Les années 70 furent caractérisées par l’abandon de l’étalon-or par les États-Unis : les monnaies décrochèrent alors dans une course indescriptible à la dévaluation. Ces dévaluations contribuèrent à importer de l’inflation, d’autant que les prix pétroliers explosèrent lors des deux chocs de 1973-74 et 1978-79.
À l'époque, personne ne savait réellement comment résoudre cette impossibilité : être confronté simultanément à une stagnation et à une inflation.

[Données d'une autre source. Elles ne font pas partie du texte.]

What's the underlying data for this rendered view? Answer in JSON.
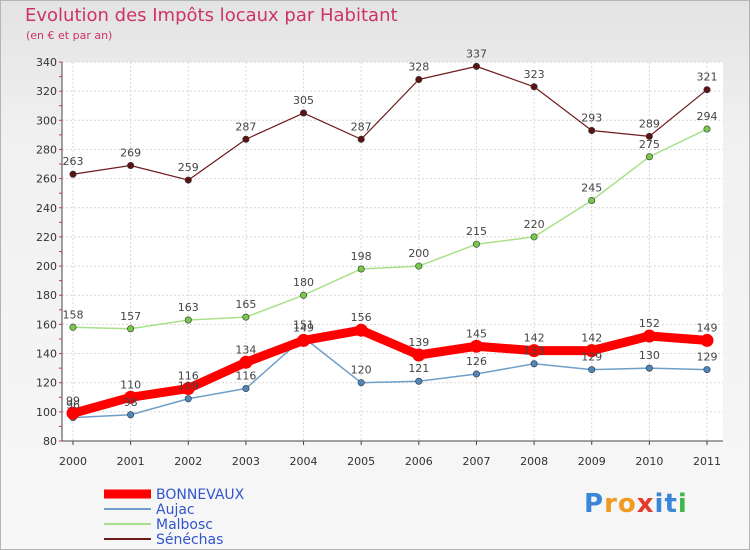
{
  "title": "Evolution des Impôts locaux par Habitant",
  "subtitle": "(en € et par an)",
  "logo": {
    "text": "Proxiti",
    "colors": [
      "#3a86d8",
      "#f29a1f",
      "#e53b2e",
      "#41b649"
    ]
  },
  "chart_data": {
    "type": "line",
    "title": "Evolution des Impôts locaux par Habitant",
    "subtitle": "(en € et par an)",
    "x": [
      "2000",
      "2001",
      "2002",
      "2003",
      "2004",
      "2005",
      "2006",
      "2007",
      "2008",
      "2009",
      "2010",
      "2011"
    ],
    "ylim": [
      80,
      340
    ],
    "yticks": [
      80,
      100,
      120,
      140,
      160,
      180,
      200,
      220,
      240,
      260,
      280,
      300,
      320,
      340
    ],
    "grid": true,
    "legend_position": "bottom-left",
    "series": [
      {
        "name": "Sénéchas",
        "color": "#6e1b1b",
        "marker": "#5a1414",
        "values": [
          263,
          269,
          259,
          287,
          305,
          287,
          328,
          337,
          323,
          293,
          289,
          321
        ],
        "labels": [
          "263",
          "269",
          "259",
          "287",
          "305",
          "287",
          "328",
          "337",
          "323",
          "293",
          "289",
          "321"
        ]
      },
      {
        "name": "Malbosc",
        "color": "#a9e08a",
        "marker": "#77c94a",
        "values": [
          158,
          157,
          163,
          165,
          180,
          198,
          200,
          215,
          220,
          245,
          275,
          294
        ],
        "labels": [
          "158",
          "157",
          "163",
          "165",
          "180",
          "198",
          "200",
          "215",
          "220",
          "245",
          "275",
          "294"
        ]
      },
      {
        "name": "Aujac",
        "color": "#6f9fc8",
        "marker": "#4f86be",
        "values": [
          96,
          98,
          109,
          116,
          151,
          120,
          121,
          126,
          133,
          129,
          130,
          129
        ],
        "labels": [
          "96",
          "98",
          "109",
          "116",
          "151",
          "120",
          "121",
          "126",
          "133",
          "129",
          "130",
          "129"
        ]
      },
      {
        "name": "BONNEVAUX",
        "color": "#ff0000",
        "marker": "#ff0000",
        "values": [
          99,
          110,
          116,
          134,
          149,
          156,
          139,
          145,
          142,
          142,
          152,
          149
        ],
        "labels": [
          "99",
          "110",
          "116",
          "134",
          "149",
          "156",
          "139",
          "145",
          "142",
          "142",
          "152",
          "149"
        ]
      }
    ],
    "legend": [
      "BONNEVAUX",
      "Aujac",
      "Malbosc",
      "Sénéchas"
    ]
  }
}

Cette situation, la stagflation, était presque impossible à imaginer dans le cadre des théories keynésiennes — du nom de l’économiste Maynard Keynes (1883-1946) — qui étaient alors en vigueur.
On enseignait également les travaux d'un autre économiste, le Néo-Zélandais William Phillips (1914-1975). Dans un article séminal de 1958, il illustrait une relation négative, établie empiriquement entre 1861 et 1957 dans l’industrie britannique, entre le taux de chômage et le taux d’inflation. Selon lui, lorsque le chômage baisse, le pouvoir de négociation salariale augmente, ce qui conduit indirectement à une inflation accrue.
Milton Friedman (1912-2006) contesta cette "courbe de Phillips" en affirmant que l’inflation ne réduisait pas le chômage à long terme ; c’est d'ailleurs l’une des raisons pour lesquelles il obtint le prix Nobel d’Économie.
Il est vrai que l’utilisation de cette courbe dans le contexte de stagflation des années soixante-dix avait conduit à des politiques monétaires et budgétaires qualifiées de « stop and go », consistant à alterner des phases de stimulation de l’emploi par l'inflation (go) et des phases de rigueur (stop). Raymond Barre (1924-2007), Premier ministre du président français Valéry Giscard d’Estaing, avait qualifié en 1977 cette alternance de « politique de l’escarpolette ».